Bitcoin (BTC) wealth is being distributed from weak hands to strong hands due to ongoing capitulation from retail investors and miners, signaling that the bottom may be close.
The latest ‘The Week On-Chain’ report from blockchain analysis firm Glassnode on Monday explains that market capitulations have been ongoing for about a month and that several other signals suggest bottom formations in Bitcoin prices.
However, Glassnode analysts wrote that the bear market “still requires an element of duration” as long-term holders (LTH), who tend to have greater confidence in Bitcoin as a technology, increasingly bear the greatest unrealized losses:
“For a bear market to reach an ultimate floor, the share of coins held at a loss should transfer primarily to those who are the least sensitive to price, and with the highest conviction.”
They added that the market may need further “downside risk to fully test investor resolve, and enable the market to establish a resilient bottom.”
Unrealized losses are losses in the dollar value of a holder’s position before selling.
Glassnode made this assessment based on the observation that in previous bear markets in 2015 and 2018, LTH held over 34% of the Bitcoin supply that was in unrealized loss. The short-term holder (STH) proportion accounted for just 3% to 4%.
Currently, short-term holders are holding 16.2% of the coins in loss, while LTHs are holding 28.5%. Coins are moving to new STH who aim to speculate on price but have less conviction about the asset, it added.
This implies that as LTH scoop up more coins, they must have diamond hands, meaning they must not sell, for analysts to note a true market bottom. Cointelegraph echoed this idea, acknowledging that Delphi Digital also believes that more time is required under current market conditions to call this the bottom.
Related: Despite 'worst bear market ever,' Bitcoin has become more resilient, Glassnode analyst says
Bitcoin miners selling coins is evidence that the market could be testing bottom ranges. Glassnode demonstrated that miners have sold 7,900 BTC since late May, but have recently slowed spending to about 1,350 BTC per month.
Duration is again highlighted as a critical factor in determining where the market bottom could be. During the 2018-2019 bear market, miner capitulation took about four months to mark the bottom; they have only been selling in 2022 for about a month or two. Miners still hold about 66,900 BTC, so “the next quarter is likely to remain at risk of further distribution unless coin prices recover meaningfully,” the report concluded.
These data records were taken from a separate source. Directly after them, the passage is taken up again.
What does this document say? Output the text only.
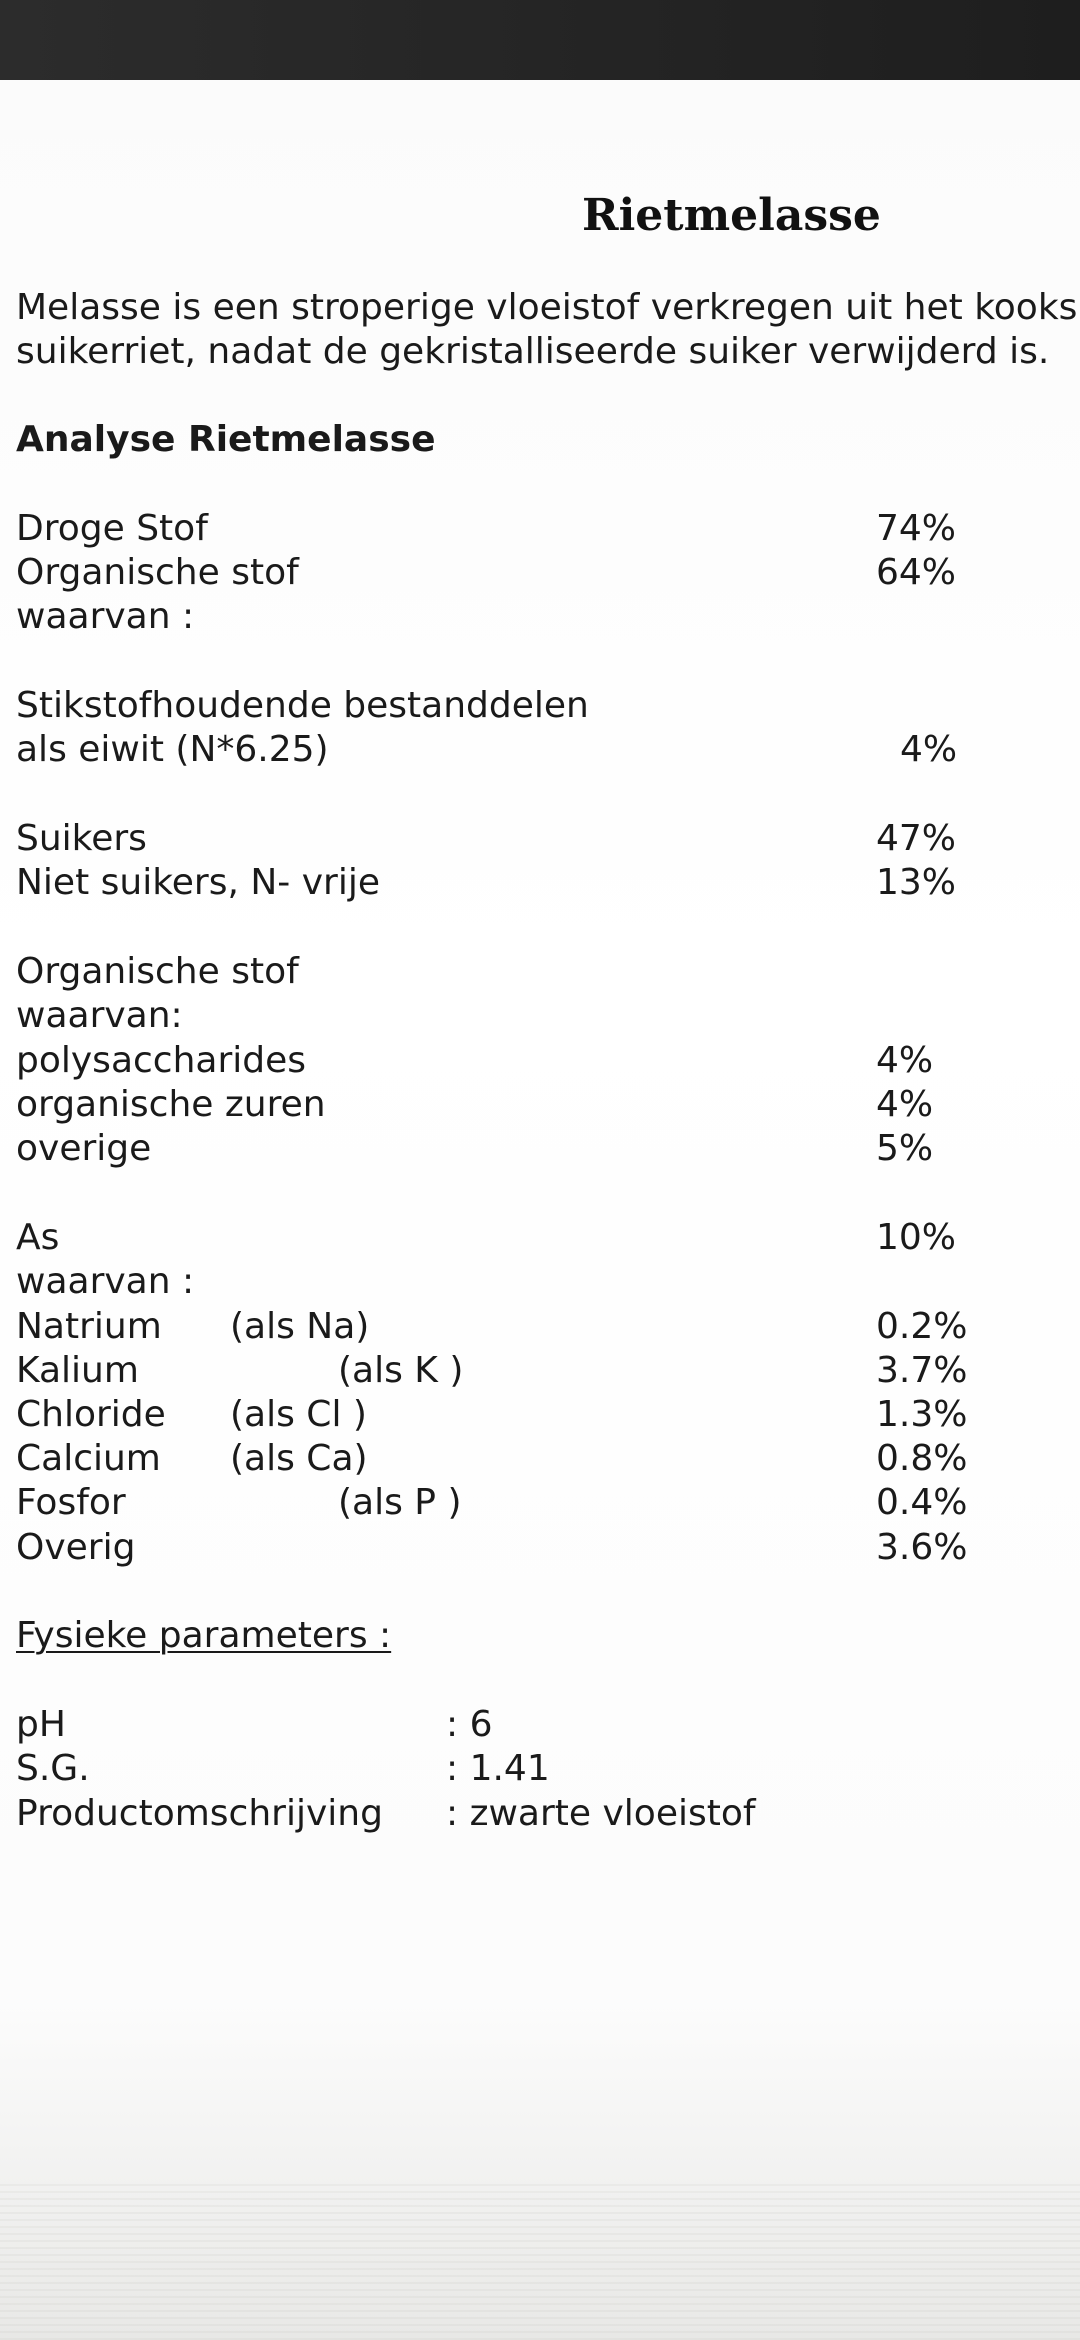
Rietmelasse
Melasse is een stroperige vloeistof verkregen uit het kooks
suikerriet, nadat de gekristalliseerde suiker verwijderd is.
Analyse Rietmelasse
Droge Stof	74%
Organische stof	64%
waarvan :
Stikstofhoudende bestanddelen
als eiwit (N*6.25)	4%
Suikers	47%
Niet suikers, N- vrije	13%
Organische stof
waarvan:
polysaccharides	4%
organische zuren	4%
overige	5%
As	10%
waarvan :
Natrium (als Na)	0.2%
Kalium	(als K )	3.7%
Chloride (als Cl )	1.3%
Calcium (als Ca)	0.8%
Fosfor	(als P )	0.4%
Overig	3.6%
Fysieke parameters :
pH	: 6
S.G.	: 1.41
Productomschrijving : zwarte vloeistof
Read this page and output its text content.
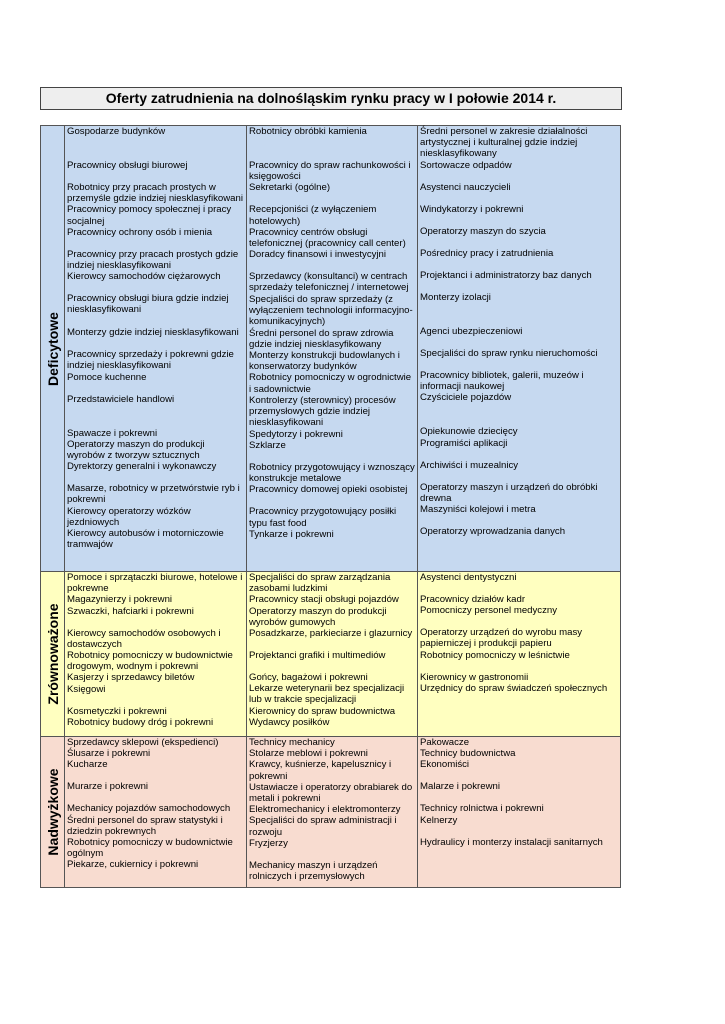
Oferty zatrudnienia na dolnośląskim rynku pracy w I połowie 2014 r.
Deficytowe
Gospodarze budynków
Pracownicy obsługi biurowej
Robotnicy przy pracach prostych w przemyśle gdzie indziej niesklasyfikowani
Pracownicy pomocy społecznej i pracy socjalnej
Pracownicy ochrony osób i mienia
Pracownicy przy pracach prostych gdzie indziej niesklasyfikowani
Kierowcy samochodów ciężarowych
Pracownicy obsługi biura gdzie indziej niesklasyfikowani
Monterzy gdzie indziej niesklasyfikowani
Pracownicy sprzedaży i pokrewni gdzie indziej niesklasyfikowani
Pomoce kuchenne
Przedstawiciele handlowi
Spawacze i pokrewni
Operatorzy maszyn do produkcji wyrobów z tworzyw sztucznych
Dyrektorzy generalni i wykonawczy
Masarze, robotnicy w przetwórstwie ryb i pokrewni
Kierowcy operatorzy wózków jezdniowych
Kierowcy autobusów i motorniczowie tramwajów
Robotnicy obróbki kamienia
Pracownicy do spraw rachunkowości i księgowości
Sekretarki (ogólne)
Recepcjoniści (z wyłączeniem hotelowych)
Pracownicy centrów obsługi telefonicznej (pracownicy call center)
Doradcy finansowi i inwestycyjni
Sprzedawcy (konsultanci) w centrach sprzedaży telefonicznej / internetowej
Specjaliści do spraw sprzedaży (z wyłączeniem technologii informacyjno-komunikacyjnych)
Średni personel do spraw zdrowia gdzie indziej niesklasyfikowany
Monterzy konstrukcji budowlanych i konserwatorzy budynków
Robotnicy pomocniczy w ogrodnictwie i sadownictwie
Kontrolerzy (sterownicy) procesów przemysłowych gdzie indziej niesklasyfikowani
Spedytorzy i pokrewni
Szklarze
Robotnicy przygotowujący i wznoszący konstrukcje metalowe
Pracownicy domowej opieki osobistej
Pracownicy przygotowujący posiłki typu fast food
Tynkarze i pokrewni
Średni personel w zakresie działalności artystycznej i kulturalnej gdzie indziej niesklasyfikowany
Sortowacze odpadów
Asystenci nauczycieli
Windykatorzy i pokrewni
Operatorzy maszyn do szycia
Pośrednicy pracy i zatrudnienia
Projektanci i administratorzy baz danych
Monterzy izolacji
Agenci ubezpieczeniowi
Specjaliści do spraw rynku nieruchomości
Pracownicy bibliotek, galerii, muzeów i informacji naukowej
Czyściciele pojazdów
Opiekunowie dziecięcy
Programiści aplikacji
Archiwiści i muzealnicy
Operatorzy maszyn i urządzeń do obróbki drewna
Maszyniści kolejowi i metra
Operatorzy wprowadzania danych
Zrównoważone
Pomoce i sprzątaczki biurowe, hotelowe i pokrewne
Magazynierzy i pokrewni
Szwaczki, hafciarki i pokrewni
Kierowcy samochodów osobowych i dostawczych
Robotnicy pomocniczy w budownictwie drogowym, wodnym i pokrewni
Kasjerzy i sprzedawcy biletów
Księgowi
Kosmetyczki i pokrewni
Robotnicy budowy dróg i pokrewni
Specjaliści do spraw zarządzania zasobami ludzkimi
Pracownicy stacji obsługi pojazdów
Operatorzy maszyn do produkcji wyrobów gumowych
Posadzkarze, parkieciarze i glazurnicy
Projektanci grafiki i multimediów
Gońcy, bagażowi i pokrewni
Lekarze weterynarii bez specjalizacji lub w trakcie specjalizacji
Kierownicy do spraw budownictwa
Wydawcy posiłków
Asystenci dentystyczni
Pracownicy działów kadr
Pomocniczy personel medyczny
Operatorzy urządzeń do wyrobu masy papierniczej i produkcji papieru
Robotnicy pomocniczy w leśnictwie
Kierownicy w gastronomii
Urzędnicy do spraw świadczeń społecznych
Nadwyżkowe
Sprzedawcy sklepowi (ekspedienci)
Ślusarze i pokrewni
Kucharze
Murarze i pokrewni
Mechanicy pojazdów samochodowych
Średni personel do spraw statystyki i dziedzin pokrewnych
Robotnicy pomocniczy w budownictwie ogólnym
Piekarze, cukiernicy i pokrewni
Technicy mechanicy
Stolarze meblowi i pokrewni
Krawcy, kuśnierze, kapelusznicy i pokrewni
Ustawiacze i operatorzy obrabiarek do metali i pokrewni
Elektromechanicy i elektromonterzy
Specjaliści do spraw administracji i rozwoju
Fryzjerzy
Mechanicy maszyn i urządzeń rolniczych i przemysłowych
Pakowacze
Technicy budownictwa
Ekonomiści
Malarze i pokrewni
Technicy rolnictwa i pokrewni
Kelnerzy
Hydraulicy i monterzy instalacji sanitarnych
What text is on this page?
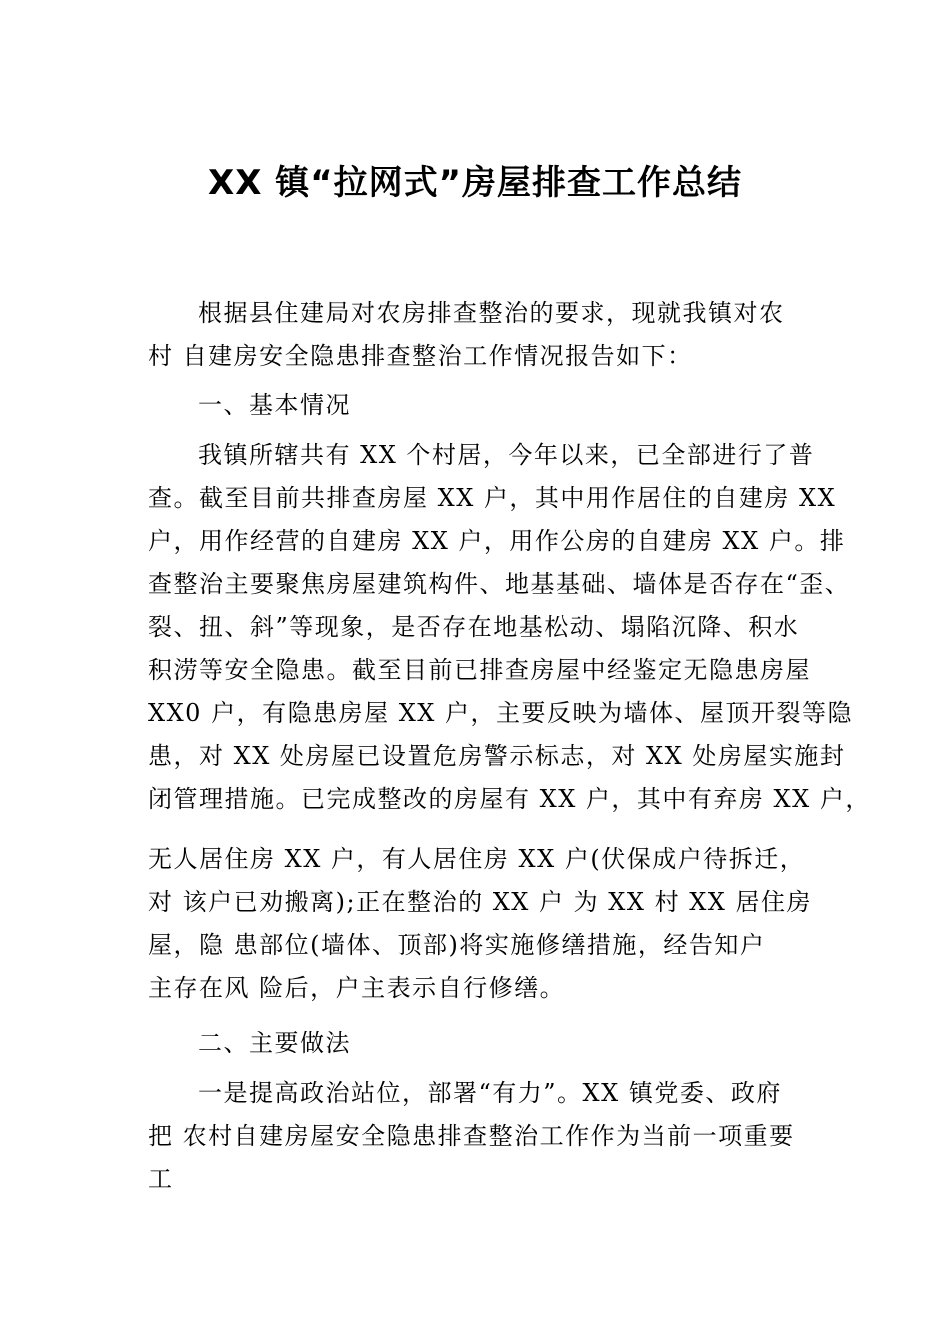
XX 镇“拉网式”房屋排查工作总结
根据县住建局对农房排查整治的要求，现就我镇对农
村 自建房安全隐患排查整治工作情况报告如下：
一、基本情况
我镇所辖共有 XX 个村居，今年以来，已全部进行了普
查。截至目前共排查房屋 XX 户，其中用作居住的自建房 XX
户，用作经营的自建房 XX 户，用作公房的自建房 XX 户。排
查整治主要聚焦房屋建筑构件、地基基础、墙体是否存在“歪、
裂、扭、斜”等现象，是否存在地基松动、塌陷沉降、积水
积涝等安全隐患。截至目前已排查房屋中经鉴定无隐患房屋
XX0 户，有隐患房屋 XX 户，主要反映为墙体、屋顶开裂等隐
患，对 XX 处房屋已设置危房警示标志，对 XX 处房屋实施封
闭管理措施。已完成整改的房屋有 XX 户，其中有弃房 XX 户，
无人居住房 XX 户，有人居住房 XX 户(伏保成户待拆迁，
对 该户已劝搬离);正在整治的 XX 户 为 XX 村 XX 居住房
屋，隐 患部位(墙体、顶部)将实施修缮措施，经告知户
主存在风 险后，户主表示自行修缮。
二、主要做法
一是提高政治站位，部署“有力”。XX 镇党委、政府
把 农村自建房屋安全隐患排查整治工作作为当前一项重要
工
Overall, Glassnode noted that the market looks near the bottom, stating that it “has many hallmarks of the later stage of a bear market” but that investors should be aware that further pain could be in store:
“Overall, the fingerprint of a widespread capitulation and extreme financial stress is certainly in place.”
Bitcoin is down 3% over the past 24 hours, dipping below $20,000 to $19,939, according to CoinGecko.